Today I can say, I am no longer a victim of my abuse. I am a survivor. Just four short years ago I would never have had the courage to out about this most sensitive and taboo subject. But now I feel compelled to do so.
I started my healing journey 4 years ago when I first revealed to my best friend that I had been “molested” as a child. I didn’t share any details at the time and I didn’t tell her by whom. That prompted me to write the first poem of my book, The Monster’s Game. I had no idea that it was going to be a book at the time.
About that same time, I found an online support group through dailystrength.org. I found a forum there for incest survivors. I slowly began sharing my story and listening to the stories of 100’s of others who had similar experiences. I felt such relief to have someone to talk to that truly understood what I had gone through and the feelings that I was having about it. After almost 50 years of silence, I finally had a voice. For the next year, I began writing poetry about every topic of abuse that I thought of. Some were memories from my childhood, some about the feelings of shame and wanting to be dead and some about the stories that were being shared with me online. As I shared these poems with my new friends, I was encouraged to put them in a book. I thought it was silly at first, but I just kept writing and then I started drawing pictures. I just couldn’t stop, It was all inside me and I was getting it out. I spent a year writing and crying and going through cycles of depression and anger.
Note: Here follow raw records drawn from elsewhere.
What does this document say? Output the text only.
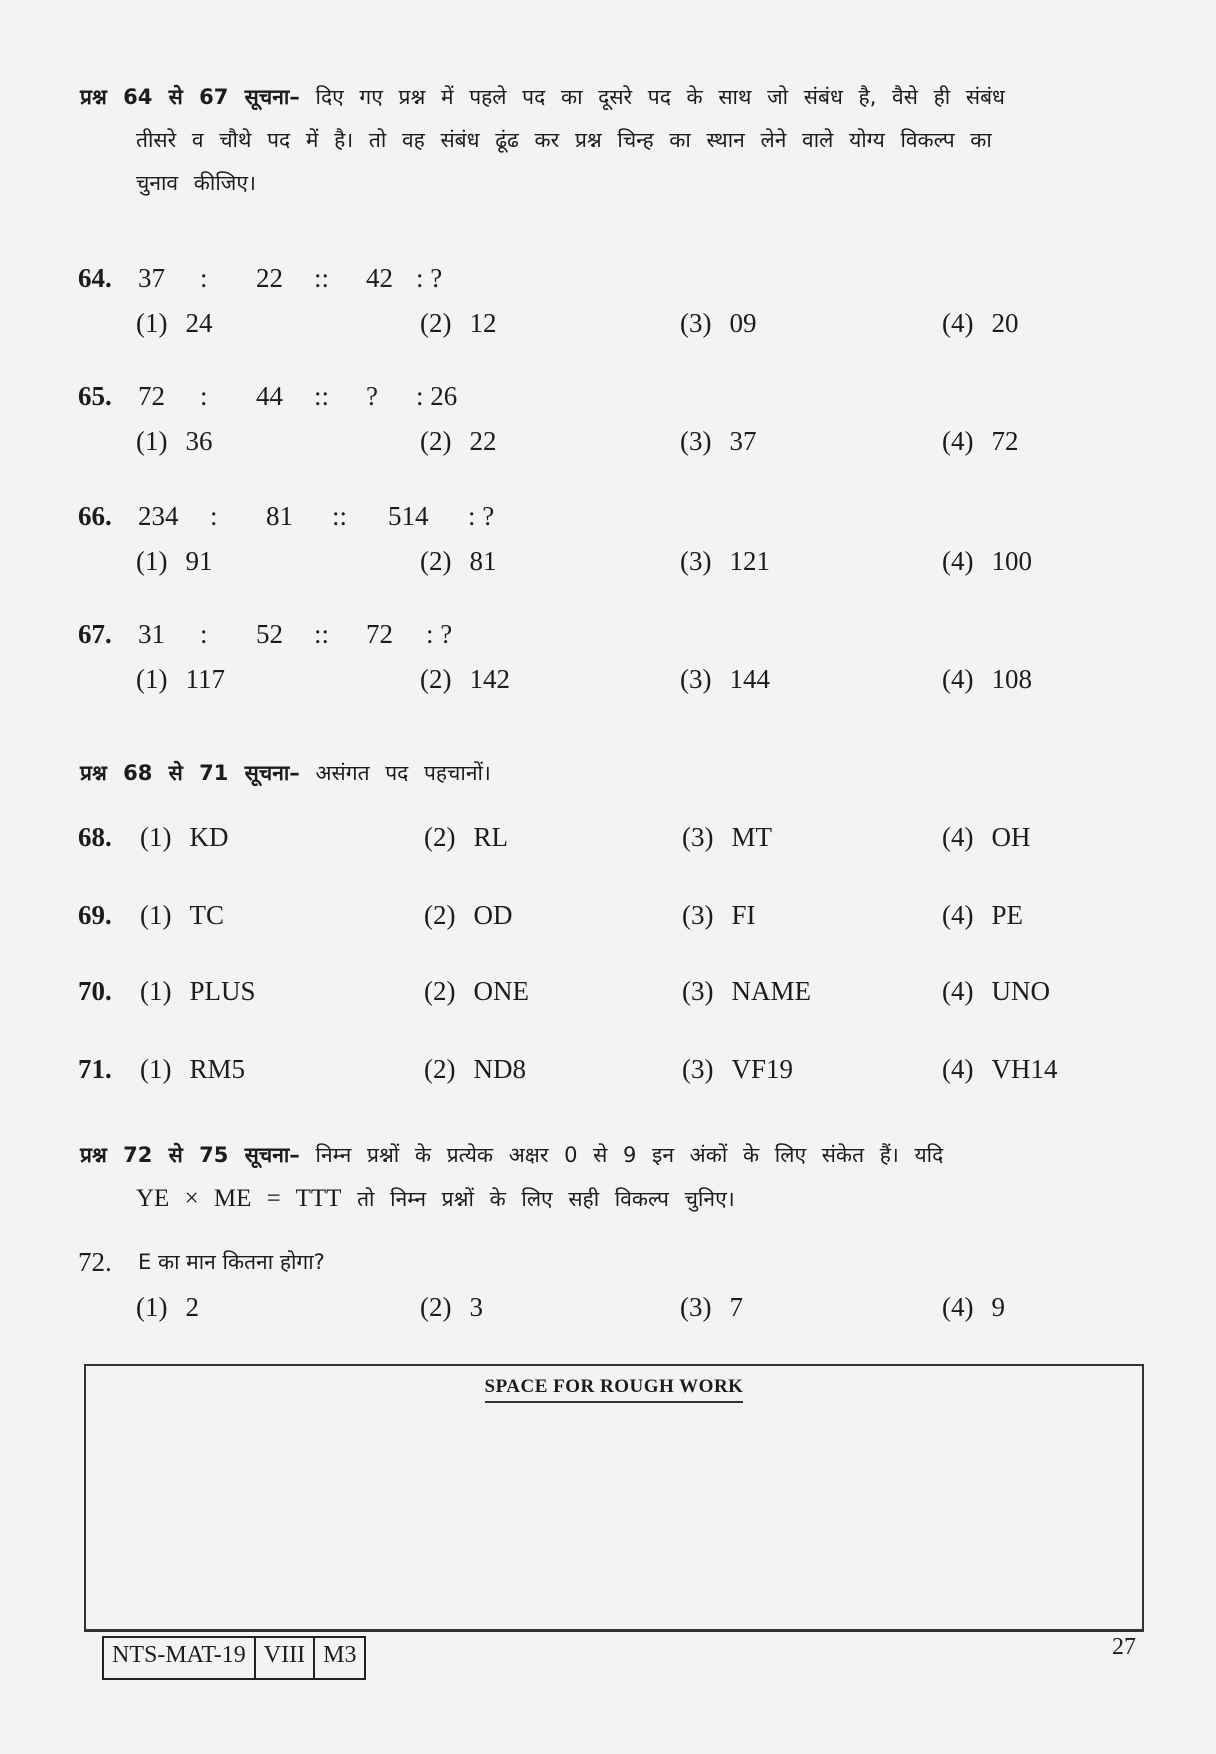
प्रश्न 64 से 67 सूचना– दिए गए प्रश्न में पहले पद का दूसरे पद के साथ जो संबंध है, वैसे ही संबंध
तीसरे व चौथे पद में है। तो वह संबंध ढूंढ कर प्रश्न चिन्ह का स्थान लेने वाले योग्य विकल्प का
चुनाव कीजिए।
64. 37	:	22	::	42 : ?
(1) 24	(2) 12	(3) 09	(4) 20
65. 72	:	44	::	?	: 26
(1) 36	(2) 22	(3) 37	(4) 72
66. 234	:	81	::	514	: ?
(1) 91	(2) 81	(3) 121	(4) 100
67. 31	:	52	::	72	: ?
(1) 117	(2) 142	(3) 144	(4) 108
प्रश्न 68 से 71 सूचना– असंगत पद पहचानों।
68.	(1) KD	(2) RL	(3) MT	(4) OH
69.	(1) TC	(2) OD	(3) FI	(4) PE
70.	(1) PLUS	(2) ONE	(3) NAME	(4) UNO
71.	(1) RM5	(2) ND8	(3) VF19	(4) VH14
प्रश्न 72 से 75 सूचना– निम्न प्रश्नों के प्रत्येक अक्षर 0 से 9 इन अंकों के लिए संकेत हैं। यदि
YE × ME = TTT तो निम्न प्रश्नों के लिए सही विकल्प चुनिए।
72.	E का मान कितना होगा?
(1) 2	(2) 3	(3) 7	(4) 9
SPACE FOR ROUGH WORK
NTS-MAT-19 VIII M3	27
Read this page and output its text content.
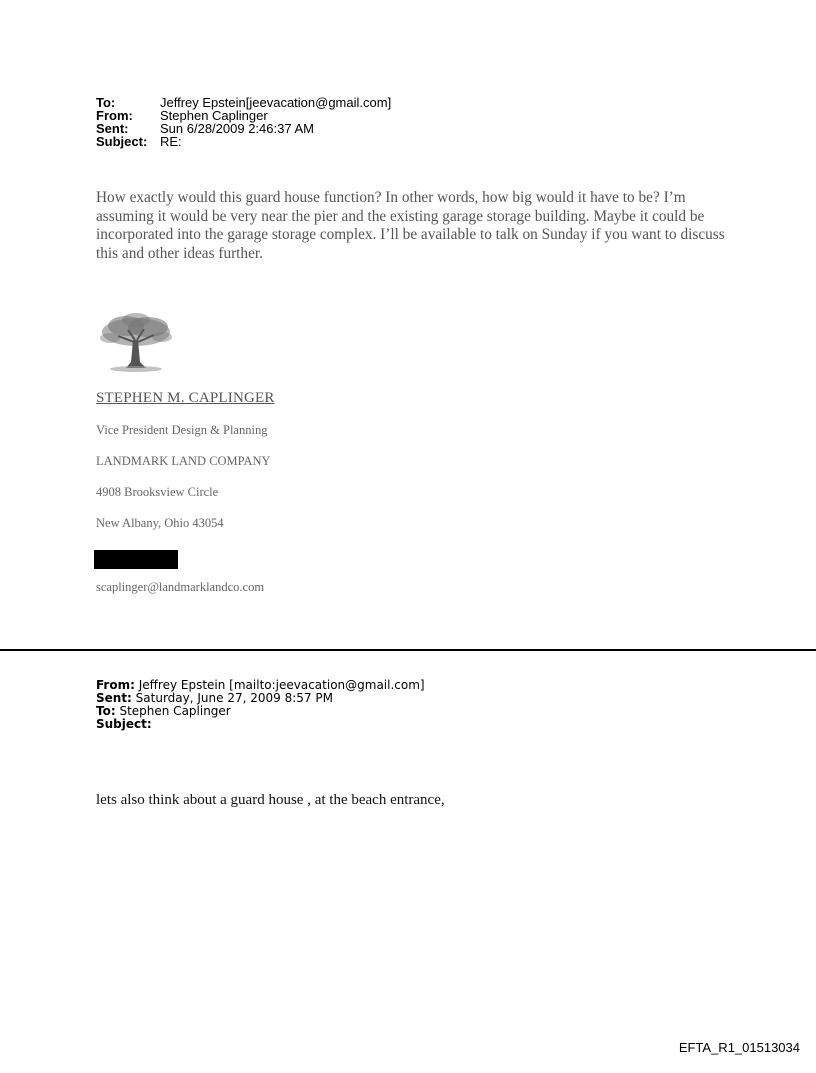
To:	Jeffrey Epstein[jeevacation@gmail.com]
From:	Stephen Caplinger
Sent:	Sun 6/28/2009 2:46:37 AM
Subject: RE:
How exactly would this guard house function? In other words, how big would it have to be? I’m assuming it would be very near the pier and the existing garage storage building. Maybe it could be incorporated into the garage storage complex. I’ll be available to talk on Sunday if you want to discuss this and other ideas further.
STEPHEN M. CAPLINGER
Vice President Design & Planning
LANDMARK LAND COMPANY
4908 Brooksview Circle
New Albany, Ohio 43054
scaplinger@landmarklandco.com
From: Jeffrey Epstein [mailto:jeevacation@gmail.com]
Sent: Saturday, June 27, 2009 8:57 PM
To: Stephen Caplinger
Subject:
lets also think about a guard house , at the beach entrance,
EFTA_R1_01513034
Writing this book did a couple of things for me. It allowed me to say all the things that I felt but dared not tell anyone. It also forced me to look at the little girl within and acknowledge the pain that she had suffered. By reading what I had written, I was able to grieve for that little girl who lost her childhood and I was able to get angry at those that did that to her. I had never allowed myself to get angry about it before. Actually, I never allowed myself to feel anything about it. I would just stuff all those feelings down inside and pretend everything was just perfect. Another thing that writing did for me was to take the power away from the monsters and give me the authority to put the blame where it lies… with my abusers.
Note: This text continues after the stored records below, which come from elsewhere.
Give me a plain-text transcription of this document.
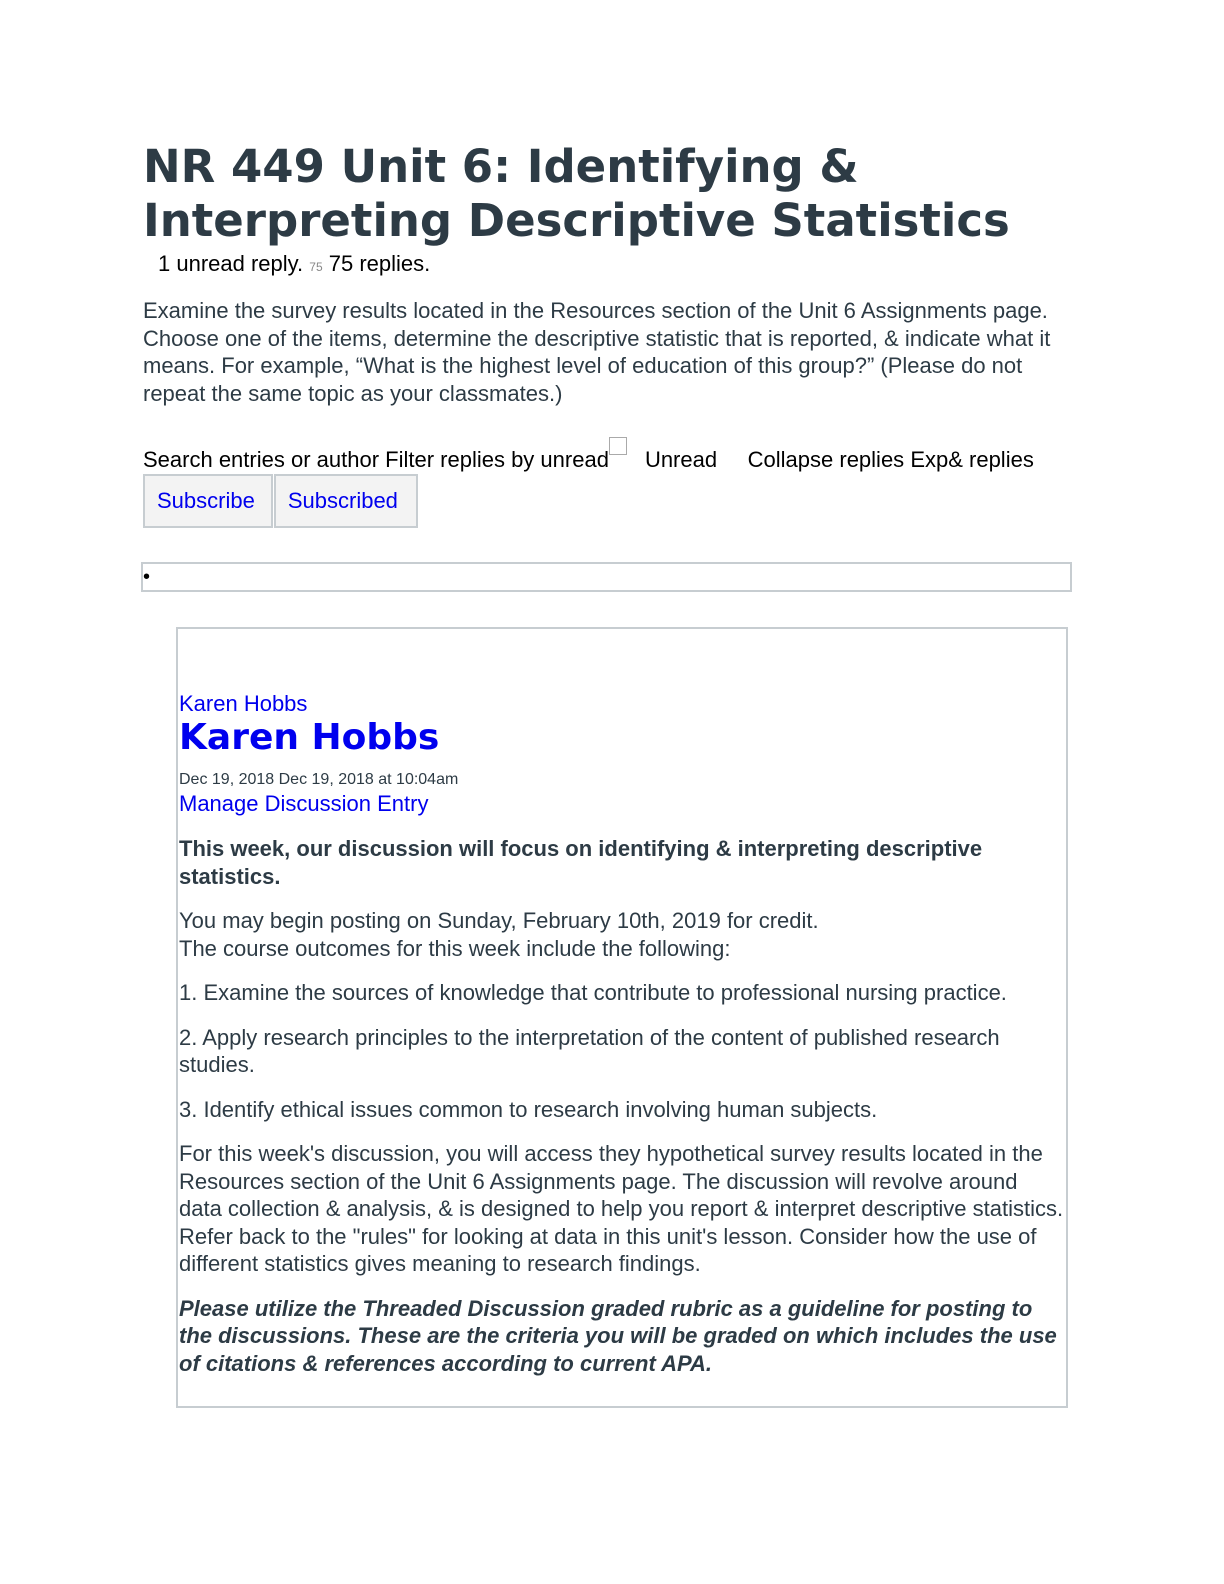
NR 449 Unit 6: Identifying & Interpreting Descriptive Statistics
1 unread reply. 75 75 replies.

Examine the survey results located in the Resources section of the Unit 6 Assignments page. Choose one of the items, determine the descriptive statistic that is reported, & indicate what it means. For example, “What is the highest level of education of this group?” (Please do not repeat the same topic as your classmates.)

Search entries or author Filter replies by unread Unread Collapse replies Exp& replies
Subscribe	Subscribed
•
Karen Hobbs
Karen Hobbs
Dec 19, 2018 Dec 19, 2018 at 10:04am
Manage Discussion Entry

This week, our discussion will focus on identifying & interpreting descriptive statistics.

You may begin posting on Sunday, February 10th, 2019 for credit.

The course outcomes for this week include the following:

1. Examine the sources of knowledge that contribute to professional nursing practice.

2. Apply research principles to the interpretation of the content of published research studies.

3. Identify ethical issues common to research involving human subjects.

For this week's discussion, you will access they hypothetical survey results located in the Resources section of the Unit 6 Assignments page. The discussion will revolve around data collection & analysis, & is designed to help you report & interpret descriptive statistics. Refer back to the "rules" for looking at data in this unit's lesson. Consider how the use of different statistics gives meaning to research findings.

Please utilize the Threaded Discussion graded rubric as a guideline for posting to the discussions. These are the criteria you will be graded on which includes the use of citations & references according to current APA.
I realize now, that all those years that I “refused to let my abuse affect me,” it had affected me. It affected me greatly and even more as I got older. I had felt so alone for so long, even though I have the perfect loving husband and 2 great kids. I was prone to mild depression and thoughts of suicide often plagued me. While I often wanted to be dead, I didn’t really want to kill myself. But, if you talk to anyone about those kinds of feelings; they’d think you were crazy. I felt I was crazy. Everyone thought I had the perfect life, but I could never be completely happy. I always had that abuse weighing me down and giving me low self-esteem, self doubt and self hate. I never thought I deserved any of the good things that happened to me and therefore, always wondered when my world was suddenly going to come crashing down around me. Because this is how victims of abuse feel. Even though I can stand before you today and say with 100% certainty that no child is ever to blame for any act of abuse perpetrated upon them by an adult, I still have those moments where the child within has doubts. I know in my head that I’m not to blame and I couldn’t have stopped it, but it’s so ingrained in me that I’m not typical and I could have done something different. If I had told someone or said no…something…but I was powerless…as are all children who are preyed upon.
So now I challenge each of you to help stop child sexual abuse. How are we going to stop child sexual abuse? Start talking about it and stop sweeping the dirty little secrets under the rug. If you’re a victim, you don’t have to remain silent. I hear you and I feel your pain and you are not alone.